P. Pierre-Jean LABARRIERE sj (12.07.2018)

Dernier d’une fratrie de onze, Pierre-Jean LABARRIÈRE est né à Norolles dans le Calvados le 21 juin 1931. Il a grandi dans le château de Malou (datant du XVème siècle), en Normandie, où demeurait sa famille. Il aimait montrer la photographie de ce château auquel il était resté très attaché. Sa mère est décédée dans un accident de voiture à Vienne en Autriche, alors qu’il était âgé de 16 ans. Il avait des liens très forts avec elle, et Pierre-Jean ne se remettra jamais vraiment de sa disparition, ce fut une « douleur de toute la vie ».

Enfant précoce, Pierre-Jean sut lire très tôt. Mais c’est tôt aussi que son désir de se mettre à la suite du Christ prit corps. A 6 ans il manifestait déjà son désir d’être prêtre. Brillant dans les études, doué pour les mathématiques autant que pour la littérature, il est entré en 1949, à 18 ans, au noviciat de la Compagnie. Sa formation achevée, il sera ordonné prêtre en 1963.

Celles et ceux qui l’ont connu ne peuvent oublier son calvaire long et douloureux : pendant les sept dernières années de sa vie, ce compagnon brillant a peu à peu sombré dans le silence, s’éloignant ainsi apparemment de tous. On peut d’autant moins oublier ces années terribles que Pierre-Jean fut un homme extraordinairement doué à bien des égards. Sportif vigoureux, musicien talentueux, cinéphile averti, poète à ses heures (il a publié plusieurs recueils de poésie, dont Odes à la nuit 1984 ; il frappait par son intelligence exigeante et rigoureuse. Il fut un des meilleurs spécialistes français de Hegel, car, disciple des jésuites hégéliens du scolasticat de Chantilly dans les années 50, il devint un traducteur remarqué avec la collaboration appréciée de Gwendoline JARCYK, mais aussi un interprète original d’une pensée difficile. Il est aussi titulaire d’une double thèse en philosophie, l’une à la Grégorienne de Rome, l’autre à Paris-Nanterre sous la direction de Paul Ricoeur en 1980 qui sera publiée sous le titre Le Discours de l’altérité : une logique de l’expérience (PUF, 1983).
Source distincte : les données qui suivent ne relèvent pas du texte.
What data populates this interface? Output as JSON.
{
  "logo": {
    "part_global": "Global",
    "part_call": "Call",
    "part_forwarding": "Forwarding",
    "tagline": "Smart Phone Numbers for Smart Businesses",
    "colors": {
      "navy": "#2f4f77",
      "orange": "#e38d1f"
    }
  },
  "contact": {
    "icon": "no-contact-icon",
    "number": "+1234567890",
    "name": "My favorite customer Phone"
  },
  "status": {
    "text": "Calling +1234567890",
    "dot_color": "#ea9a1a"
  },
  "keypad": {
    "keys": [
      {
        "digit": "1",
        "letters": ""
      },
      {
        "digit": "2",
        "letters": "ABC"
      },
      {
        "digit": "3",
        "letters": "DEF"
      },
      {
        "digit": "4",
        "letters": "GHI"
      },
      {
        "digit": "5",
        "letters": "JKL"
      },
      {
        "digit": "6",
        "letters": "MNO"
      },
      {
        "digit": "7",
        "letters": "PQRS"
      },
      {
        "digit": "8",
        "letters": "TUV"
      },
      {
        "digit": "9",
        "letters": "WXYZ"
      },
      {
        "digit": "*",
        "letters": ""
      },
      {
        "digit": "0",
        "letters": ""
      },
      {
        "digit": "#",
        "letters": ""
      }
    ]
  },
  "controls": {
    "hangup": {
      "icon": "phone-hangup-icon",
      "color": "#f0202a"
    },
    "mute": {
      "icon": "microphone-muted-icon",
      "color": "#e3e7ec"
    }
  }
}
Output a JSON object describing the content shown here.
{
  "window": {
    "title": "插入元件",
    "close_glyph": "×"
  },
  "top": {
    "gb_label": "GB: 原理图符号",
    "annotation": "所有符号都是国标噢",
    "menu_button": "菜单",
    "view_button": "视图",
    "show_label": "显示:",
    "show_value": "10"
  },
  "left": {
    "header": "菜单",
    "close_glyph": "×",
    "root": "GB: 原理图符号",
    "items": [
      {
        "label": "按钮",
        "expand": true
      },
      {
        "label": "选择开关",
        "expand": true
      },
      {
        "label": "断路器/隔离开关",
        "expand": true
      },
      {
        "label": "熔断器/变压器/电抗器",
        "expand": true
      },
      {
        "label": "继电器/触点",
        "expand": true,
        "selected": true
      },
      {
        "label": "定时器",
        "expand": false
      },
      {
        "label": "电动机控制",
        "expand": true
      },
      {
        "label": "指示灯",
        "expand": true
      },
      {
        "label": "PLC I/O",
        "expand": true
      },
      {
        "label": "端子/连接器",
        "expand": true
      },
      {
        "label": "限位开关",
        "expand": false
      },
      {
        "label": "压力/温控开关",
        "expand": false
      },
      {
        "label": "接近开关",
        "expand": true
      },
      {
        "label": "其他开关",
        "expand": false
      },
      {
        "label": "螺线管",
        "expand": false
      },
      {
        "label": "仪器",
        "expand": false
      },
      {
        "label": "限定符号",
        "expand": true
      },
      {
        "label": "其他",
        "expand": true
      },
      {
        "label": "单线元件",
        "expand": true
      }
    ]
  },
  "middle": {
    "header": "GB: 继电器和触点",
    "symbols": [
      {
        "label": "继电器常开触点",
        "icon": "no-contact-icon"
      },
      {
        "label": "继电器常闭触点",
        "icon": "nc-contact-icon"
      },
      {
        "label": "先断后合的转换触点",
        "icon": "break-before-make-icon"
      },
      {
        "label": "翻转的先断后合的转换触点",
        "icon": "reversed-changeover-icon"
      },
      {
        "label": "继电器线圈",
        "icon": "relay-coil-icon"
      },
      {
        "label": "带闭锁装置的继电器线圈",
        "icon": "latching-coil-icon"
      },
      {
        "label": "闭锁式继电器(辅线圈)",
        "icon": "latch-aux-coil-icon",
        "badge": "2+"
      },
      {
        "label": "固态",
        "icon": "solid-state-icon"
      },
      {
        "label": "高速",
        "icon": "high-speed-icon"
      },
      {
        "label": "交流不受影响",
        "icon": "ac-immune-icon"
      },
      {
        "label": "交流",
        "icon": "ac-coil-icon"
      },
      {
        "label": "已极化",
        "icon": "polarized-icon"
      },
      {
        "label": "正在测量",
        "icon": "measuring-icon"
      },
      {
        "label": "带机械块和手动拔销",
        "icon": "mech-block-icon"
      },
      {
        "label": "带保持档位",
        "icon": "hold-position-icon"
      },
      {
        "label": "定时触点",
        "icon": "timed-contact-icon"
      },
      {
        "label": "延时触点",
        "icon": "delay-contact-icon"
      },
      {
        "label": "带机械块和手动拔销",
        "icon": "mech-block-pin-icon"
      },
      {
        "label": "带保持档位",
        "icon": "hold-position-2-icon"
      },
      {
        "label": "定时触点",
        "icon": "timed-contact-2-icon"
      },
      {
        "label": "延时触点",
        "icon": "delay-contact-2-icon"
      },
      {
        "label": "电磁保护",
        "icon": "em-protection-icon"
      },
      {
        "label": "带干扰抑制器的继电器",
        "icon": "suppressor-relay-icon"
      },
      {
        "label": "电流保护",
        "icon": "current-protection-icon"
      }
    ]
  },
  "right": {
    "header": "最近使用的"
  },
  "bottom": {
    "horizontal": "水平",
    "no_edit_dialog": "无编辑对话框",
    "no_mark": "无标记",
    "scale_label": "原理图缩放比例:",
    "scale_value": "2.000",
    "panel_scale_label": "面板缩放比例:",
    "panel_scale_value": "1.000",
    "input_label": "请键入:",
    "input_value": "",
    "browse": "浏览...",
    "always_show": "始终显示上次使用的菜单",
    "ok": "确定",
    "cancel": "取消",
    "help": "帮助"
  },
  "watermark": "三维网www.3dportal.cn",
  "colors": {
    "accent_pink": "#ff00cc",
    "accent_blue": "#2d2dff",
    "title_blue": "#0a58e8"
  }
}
Jeune jésuite, il n’avait pas craint de s’affronter à un auteur, Hegel, qui, à ses yeux, a tellement marqué la pensée moderne, qu’un intellectuel catholique ne pouvait pas se dispenser d’affronter une telle philosophie. Non pour la confondre ou pour la ‘récupérer’, mais pour aider le croyant à s’ouvrir à des perspectives essentielles pour vivre la foi de manière sensée dans le monde contemporain. Il a ainsi aidé beaucoup d’étudiants à s’ouvrir à cette grande œuvre, en autres par son Introduction à la lecture de la Phénoménologie de l’Esprit (Aubier, 1992).

D’ailleurs Pierre-Jean ne s’est pas contenté de commenter et de traduire, il conçut lui-même une œuvre remarquable, comme Dieu aujourd’hui, cheminement rationnel, décision de liberté (Desclée 1977), L’unité plurielle : éloge (Aubier 1992) ou encore Croire et comprendre : Approche phénoménologique de l’expérience chrétienne (Cerf 1999). Loin de se limiter à Hegel, son goût pour la spiritualité l’attira vers la mystique rhénane (par exemple Maître Eckhart ou l’empreinte du désert, Albin Michel, 1995 ou ses traductions du même) et vers Jean de la Croix auquel il a consacré plusieurs séminaires ou cours. Pierre-Jean rayonna aussi par ses enseignements aux Facultés jésuites de Paris (Centre Sèvres), à l’Institut Catholique de Paris, et pendant de nombreuses années, il prit part aux travaux du Collège International de Philosophie, ce qui le conduisit à participer à de nombreux colloques à l’étranger. Ami pas toujours commode, mais constamment avenant, Pierre-Jean restera un grand témoin de cette audace de pensée sans laquelle la foi chrétienne s’étiole en pratiques rituelles ou en replis frileux.